Parmi les protections que l’État social a pour mission de garantir, la sécurité des revenus découlant des prestations sociales tient une place essentielle pour protéger les populations contre le risque de ne pas disposer de revenus suffisants. Les protections que fournissent les systèmes de sécurité sociale et les aides garanties par la puissance publique sont d’autant plus précieuses que leur disposition est inconditionnelle et n’est pas soumise aux aléas des commandes ou de la conjoncture de l’emploi. Dans ce sens, elles sont « démarchandisées », pour reprendre le concept de Polanyi (1944) tel qu’il a été développé et adapté aux nouveaux caractères des États sociaux à travers les travaux d’Esping-Andersen (1990). Ce sociologue suédois a défini ainsi la notion de démarchandisation : « [Elle] survient lorsqu’un service est obtenu comme un dû et lorsqu’une personne peut conserver ses moyens d’existence sans dépendre du marché. » Il l’a précisé avec des formulations proches de l’analyse marxiste : « Quand la force de travail devient une marchandise, la possibilité pour les individus de survivre hors du marché est mise en jeu. Ceci constitue le problème essentiel et conflictuel de la politique sociale. […] Le bien-être et la survie en viennent à dépendre de la bonne volonté d’une personne à engager une force de travail. » De plus, si nous nous référons aux travaux de deux auteures soucieuses du statut des femmes, Orloff (1993) et Lewis (1992), nous pouvons prolonger la réflexion d’Esping-Andersen en notant que les revenus démarchandisés sont également « défamilialisés » et permettent aux femmes d’être moins dépendantes de la nécessité d’autorisations familiales ou conjugales.

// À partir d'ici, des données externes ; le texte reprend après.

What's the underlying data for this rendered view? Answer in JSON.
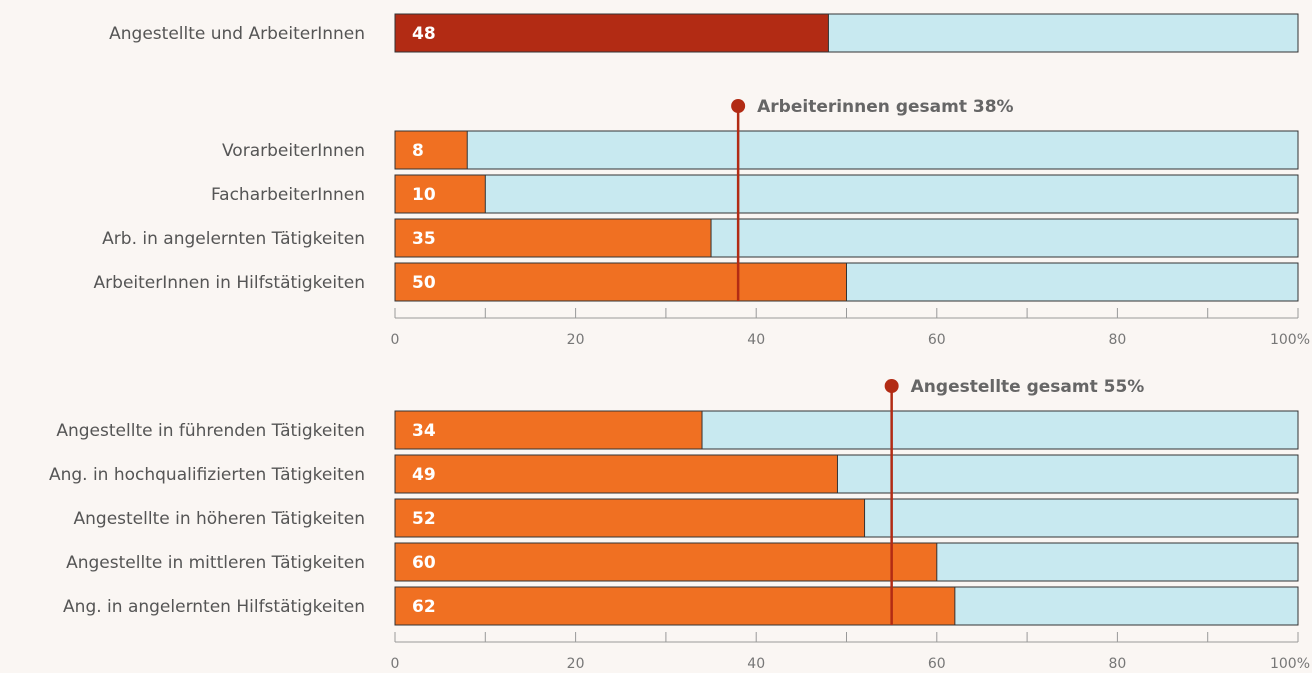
{
  "chart_data": [
    {
      "type": "bar",
      "categories": [
        "Angestellte und ArbeiterInnen"
      ],
      "values": [
        48
      ],
      "color": "#b22b14",
      "track_color": "#c8e9f0",
      "xlim": [
        0,
        100
      ]
    },
    {
      "type": "bar",
      "categories": [
        "VorarbeiterInnen",
        "FacharbeiterInnen",
        "Arb. in angelernten Tätigkeiten",
        "ArbeiterInnen in Hilfstätigkeiten"
      ],
      "values": [
        8,
        10,
        35,
        50
      ],
      "color": "#f07022",
      "track_color": "#c8e9f0",
      "xlim": [
        0,
        100
      ],
      "xticks": [
        0,
        20,
        40,
        60,
        80,
        {
          "value": 100,
          "label": "100%"
        }
      ],
      "minor_ticks": [
        10,
        30,
        50,
        70,
        90
      ],
      "reference": {
        "value": 38,
        "label": "Arbeiterinnen gesamt 38%",
        "color": "#b22b14"
      }
    },
    {
      "type": "bar",
      "categories": [
        "Angestellte in führenden Tätigkeiten",
        "Ang. in hochqualifizierten Tätigkeiten",
        "Angestellte in höheren Tätigkeiten",
        "Angestellte in mittleren Tätigkeiten",
        "Ang. in angelernten Hilfstätigkeiten"
      ],
      "values": [
        34,
        49,
        52,
        60,
        62
      ],
      "color": "#f07022",
      "track_color": "#c8e9f0",
      "xlim": [
        0,
        100
      ],
      "xticks": [
        0,
        20,
        40,
        60,
        80,
        {
          "value": 100,
          "label": "100%"
        }
      ],
      "minor_ticks": [
        10,
        30,
        50,
        70,
        90
      ],
      "reference": {
        "value": 55,
        "label": "Angestellte gesamt 55%",
        "color": "#b22b14"
      }
    }
  ]
}
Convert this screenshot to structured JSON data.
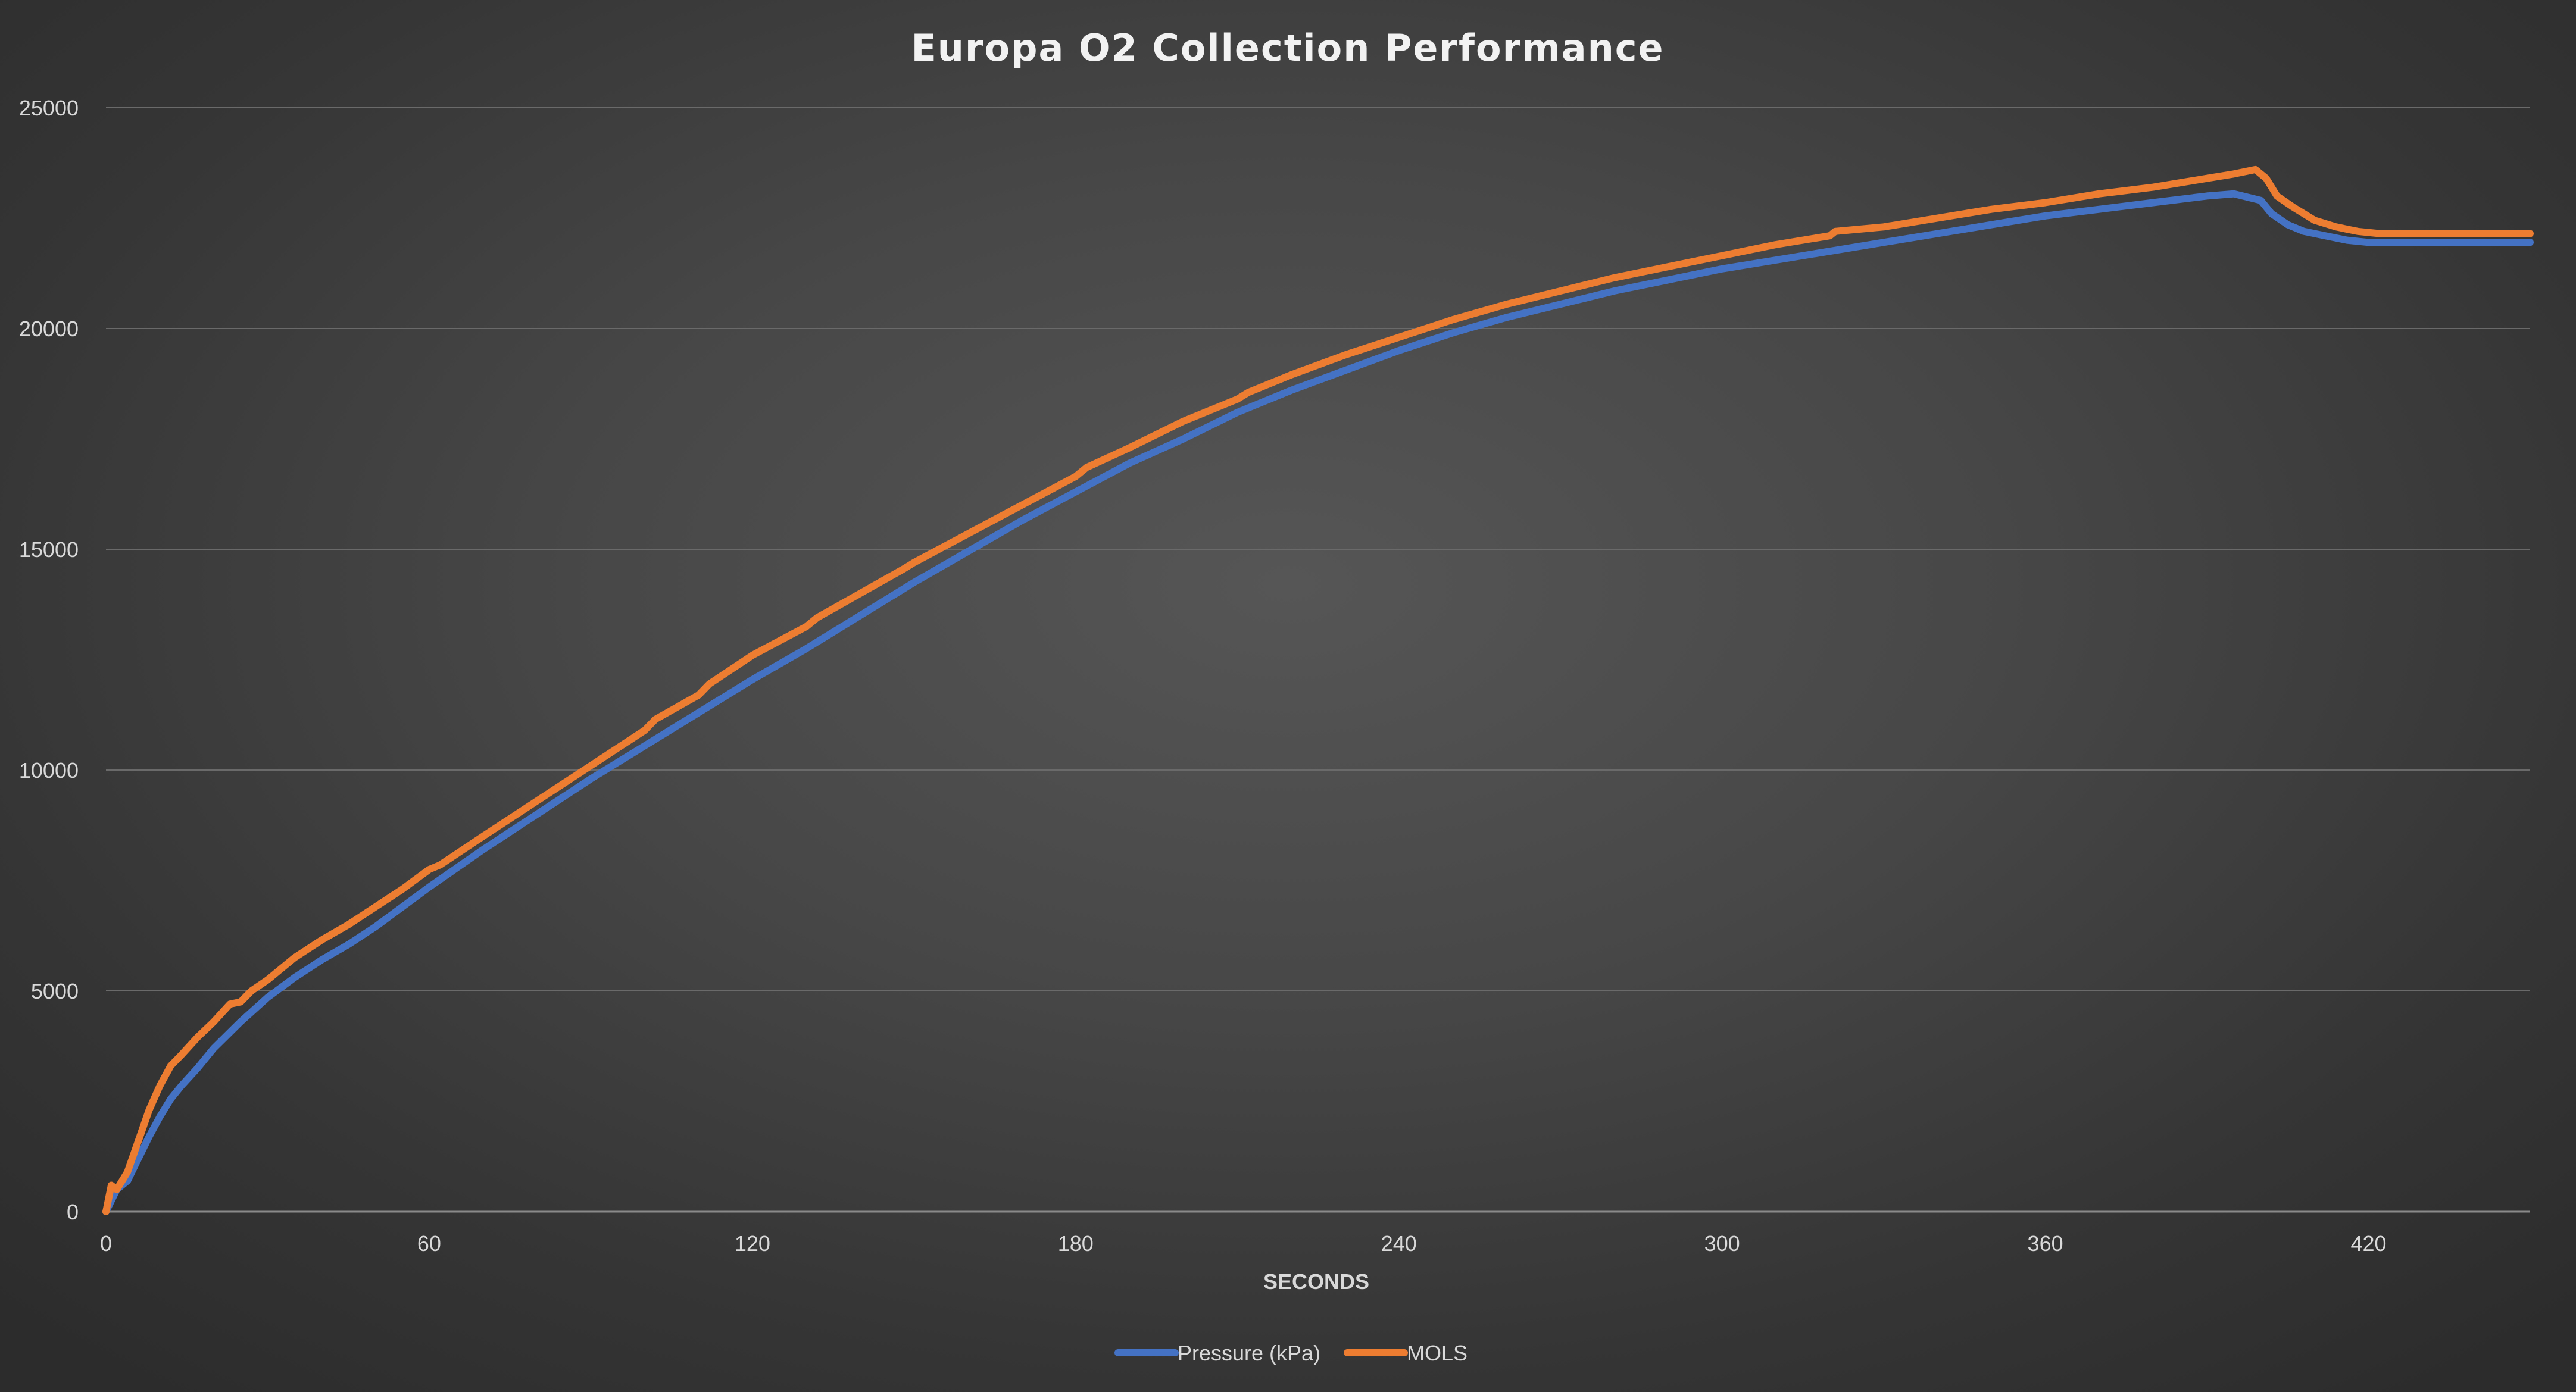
{
  "chart_data": {
    "type": "line",
    "title": "Europa O2 Collection Performance",
    "xlabel": "SECONDS",
    "ylabel": "",
    "xlim": [
      0,
      450
    ],
    "ylim": [
      0,
      25000
    ],
    "x_ticks": [
      0,
      60,
      120,
      180,
      240,
      300,
      360,
      420
    ],
    "y_ticks": [
      0,
      5000,
      10000,
      15000,
      20000,
      25000
    ],
    "x_tick_labels": [
      "0",
      "60",
      "120",
      "180",
      "240",
      "300",
      "360",
      "420"
    ],
    "y_tick_labels": [
      "0",
      "5000",
      "10000",
      "15000",
      "20000",
      "25000"
    ],
    "grid": "horizontal",
    "legend_position": "bottom-center",
    "series": [
      {
        "name": "Pressure (kPa)",
        "color": "#4472c4",
        "x": [
          0,
          2,
          4,
          6,
          8,
          10,
          12,
          14,
          17,
          20,
          25,
          30,
          35,
          40,
          45,
          50,
          60,
          70,
          80,
          90,
          100,
          110,
          120,
          130,
          140,
          150,
          160,
          170,
          180,
          190,
          200,
          210,
          220,
          230,
          240,
          250,
          260,
          270,
          280,
          290,
          300,
          310,
          320,
          330,
          340,
          350,
          360,
          370,
          380,
          390,
          395,
          400,
          402,
          405,
          408,
          412,
          416,
          420,
          430,
          440,
          450
        ],
        "y": [
          0,
          500,
          700,
          1200,
          1700,
          2150,
          2550,
          2850,
          3250,
          3700,
          4300,
          4850,
          5300,
          5700,
          6050,
          6450,
          7350,
          8200,
          9000,
          9800,
          10550,
          11300,
          12050,
          12750,
          13500,
          14250,
          14950,
          15650,
          16300,
          16950,
          17500,
          18100,
          18600,
          19050,
          19500,
          19900,
          20250,
          20550,
          20850,
          21100,
          21350,
          21550,
          21750,
          21950,
          22150,
          22350,
          22550,
          22700,
          22850,
          23000,
          23050,
          22900,
          22600,
          22350,
          22200,
          22100,
          22000,
          21950,
          21950,
          21950,
          21950
        ]
      },
      {
        "name": "MOLS",
        "color": "#ed7d31",
        "x": [
          0,
          1,
          2,
          3,
          4,
          6,
          8,
          10,
          12,
          14,
          17,
          20,
          23,
          25,
          27,
          30,
          35,
          40,
          45,
          50,
          55,
          60,
          62,
          70,
          80,
          90,
          100,
          102,
          110,
          112,
          120,
          130,
          132,
          140,
          148,
          150,
          160,
          170,
          180,
          182,
          190,
          200,
          210,
          212,
          220,
          230,
          240,
          250,
          260,
          270,
          280,
          290,
          300,
          310,
          320,
          321,
          330,
          340,
          350,
          360,
          370,
          380,
          390,
          395,
          399,
          401,
          403,
          406,
          410,
          414,
          418,
          422,
          430,
          440,
          450
        ],
        "y": [
          0,
          600,
          500,
          700,
          900,
          1600,
          2300,
          2850,
          3300,
          3550,
          3950,
          4300,
          4700,
          4750,
          5000,
          5250,
          5750,
          6150,
          6500,
          6900,
          7300,
          7750,
          7850,
          8500,
          9300,
          10100,
          10900,
          11150,
          11700,
          11950,
          12600,
          13250,
          13450,
          14000,
          14550,
          14700,
          15350,
          16000,
          16650,
          16850,
          17300,
          17900,
          18400,
          18550,
          18950,
          19400,
          19800,
          20200,
          20550,
          20850,
          21150,
          21400,
          21650,
          21900,
          22100,
          22200,
          22300,
          22500,
          22700,
          22850,
          23050,
          23200,
          23400,
          23500,
          23600,
          23400,
          23000,
          22750,
          22450,
          22300,
          22200,
          22150,
          22150,
          22150,
          22150
        ]
      }
    ]
  }
}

Dernier caractère, ces sécurités associées à la démarchandisation des prestations sociales sont fortement inégales entre les pays européens, comme nous l’avons observé dans le graphique 1. Elles ne procuraient en effet que 21% du revenu disponible des individus en emploi au Royaume-Uni en 2010, contre 24% en France, et jusqu’à 28% pour les populations du Danemark. Cette sécurité des revenus est néanmoins bien plus appréciable qu’aux États-Unis où elle n’était que de 13% en 2001 (cf. Menahem, 2008), contre respectivement 21%, 20% et 27% cette année pour les trois pays européens cités. Elle donne ainsi aux individus une première indépendance à l’égard des variations erratiques de la conjoncture économique et du marché du travail.
Pour la stabilité des économies
Pour l’approche régulationniste, une autre mission importante de l’État social est de réguler l’économie afin de limiter l’importance des crises économiques. Selon cette approche, les prestations sociales apparaissent plus comme un élément structurel des ressources des individus et des ménages, lequel découle d’un « compromis institutionnalisé » entre les acteurs sociaux (André, 1995). Par là, les institutions de la Sécurité sociale peuvent être considérées comme un stimulant important de l’activité économique du fait qu’elles contribuent directement à l’alimentation de la demande finale à l’économie (Delorme et André, 1983). De fait, dans les années 1950-1980 puis un peu moins depuis, elles ont joué un rôle essentiel de stabilisation dans les périodes de ralentissement conjoncturel (Boyer, 2001). C’est ce qu’énonce directement l’OFCE en affirmant, à propos du financement de l’UNEDIC, « une réduction des prestations reviendrait à renoncer à sa vocation de dispositif contra-cyclique » (Cornilleau, 2013).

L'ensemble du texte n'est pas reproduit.